Bunnell and Cheryl Woodard put out the first issue of PC Magazine in January, 1982, only to leave later that year with most of the staff after the publication was sold to Ziff-Davis without their consent. With funding from our parent company, IDG, that staff started PC World (as the print magazine was then spelled) with founding editor Andrew Fluegelman. The magazine quickly grew to be a leader in technology journalism. Bunnell went on to co-found Macworld and other technology publications for IDG, and eventually left for other ventures.
You can read more of our origin story in this excellent recollection from our 25th-anniversary issue, and you can read even more about David in his Wikipedia entry.
‘Nobody knew anything’
Rich Landry, former PCWorld Editor in Chief
I met David in 1986, and I was hired, actually, when nobody knew anything. No journalists knew anything about computers, and no computer people knew anything about journalism.
I was very unsure of how to manage this very big and kind of crazy magazine that was growing like a weed and at the same time having enormous challenges. He expressed sincere confidence in me based on I’m not sure what, and he continued to do that when we worked together later at HyperMedia Communications.
David was a challenging person in a lot of different ways. He got into a lot of little scraps with different people, many inconsequential, some very consequential. He had some big successes and big busts. But even today the one thing that really, truly remains is that he saw what people could do and he reflected that right back to them.
Robert Luhn, former PCWorld Senior Editor
David was the hippie who became the industrialist. At one point PCWorld had 13 competitors, and you almost couldn’t help but make money with a decent idea and a printing press. He took advantage.
PCWorld was his little stroke of genius, and he had the good fortune to do it at just the right time with just the right people. Andrew Fluegelman was the driving force who got David’s idea really rolling.
Karen Wickre, former Corporate Development Manager
The mission of the magazines was to cater to readers with better-quality content and a better look and feel. It was easy to see all the schlock that was out. There were pretty thin walls between ad and editorial in those days. David took a stand, said we’re going to have more of a wall, not give happy-talk reviews.

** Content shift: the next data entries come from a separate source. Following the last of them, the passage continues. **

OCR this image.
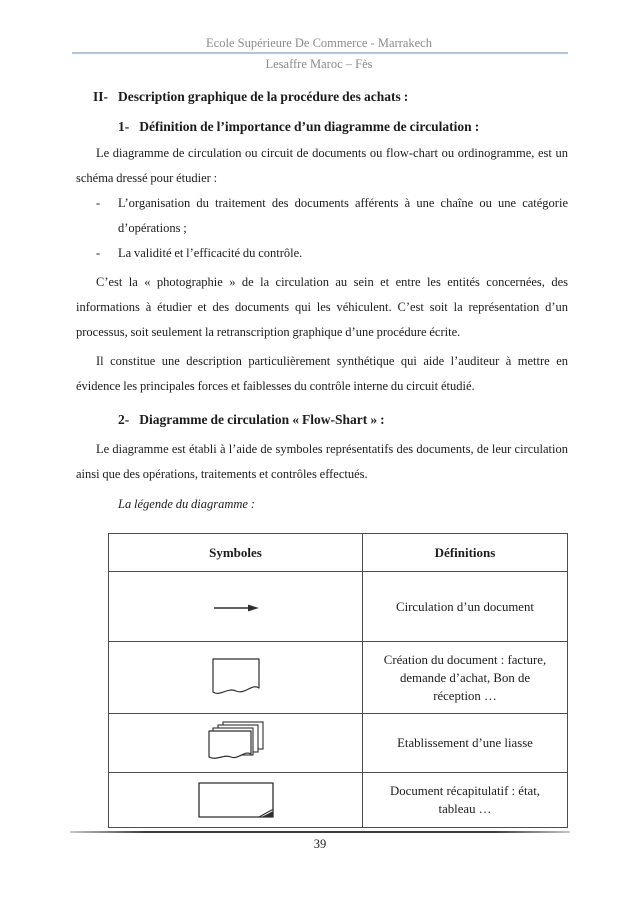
Ecole Supérieure De Commerce - Marrakech
Lesaffre Maroc – Fès
II- Description graphique de la procédure des achats :
1- Définition de l’importance d’un diagramme de circulation :

Le diagramme de circulation ou circuit de documents ou flow-chart ou ordinogramme, est un schéma dressé pour étudier :

- L’organisation du traitement des documents afférents à une chaîne ou une catégorie d’opérations ;
- La validité et l’efficacité du contrôle.

C’est la « photographie » de la circulation au sein et entre les entités concernées, des informations à étudier et des documents qui les véhiculent. C’est soit la représentation d’un processus, soit seulement la retranscription graphique d’une procédure écrite.

Il constitue une description particulièrement synthétique qui aide l’auditeur à mettre en évidence les principales forces et faiblesses du contrôle interne du circuit étudié.

2- Diagramme de circulation « Flow-Shart » :

Le diagramme est établi à l’aide de symboles représentatifs des documents, de leur circulation ainsi que des opérations, traitements et contrôles effectués.

La légende du diagramme :
Symboles	Définitions

	Circulation d’un document

	Création du document : facture, demande d’achat, Bon de réception …

	Etablissement d’une liasse

	Document récapitulatif : état, tableau …
39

Galen Gruman, former Editor of Macworld
People were very loyal to David, or they did not get along—it was hard not to have one reaction or the other given the force of his personality. David was not just an editor who figured out the formula for what became computer product journalism but a man who very much wanted to influence that new industry. It was a small industry, and you could have huge effect as an individual—younger people will get a glimpse of that in “Halt and Catch Fire,” though the drama was rarely as made-for-TV as on that show.
The Mao suit
Karen Wickre: We had an all-staff meeting, and David decided to show up in a Red Army uniform to the meeting. The editorial people were all really crazy about him and felt like he was one of them, as opposed to, say, the business side. And this meeting sealed it for good or for bad. He kind of did a power-to-the-people thing.
It was kind of a goof, kind of a joke, but he had a point. There was no protest, no walkout, but he was not liking the suits.
Robert Luhn: At this big meeting, he strode down the aisle dressed like Mao. I thought, come on, David, but I can remember how David liked spitting in the eye of IDG.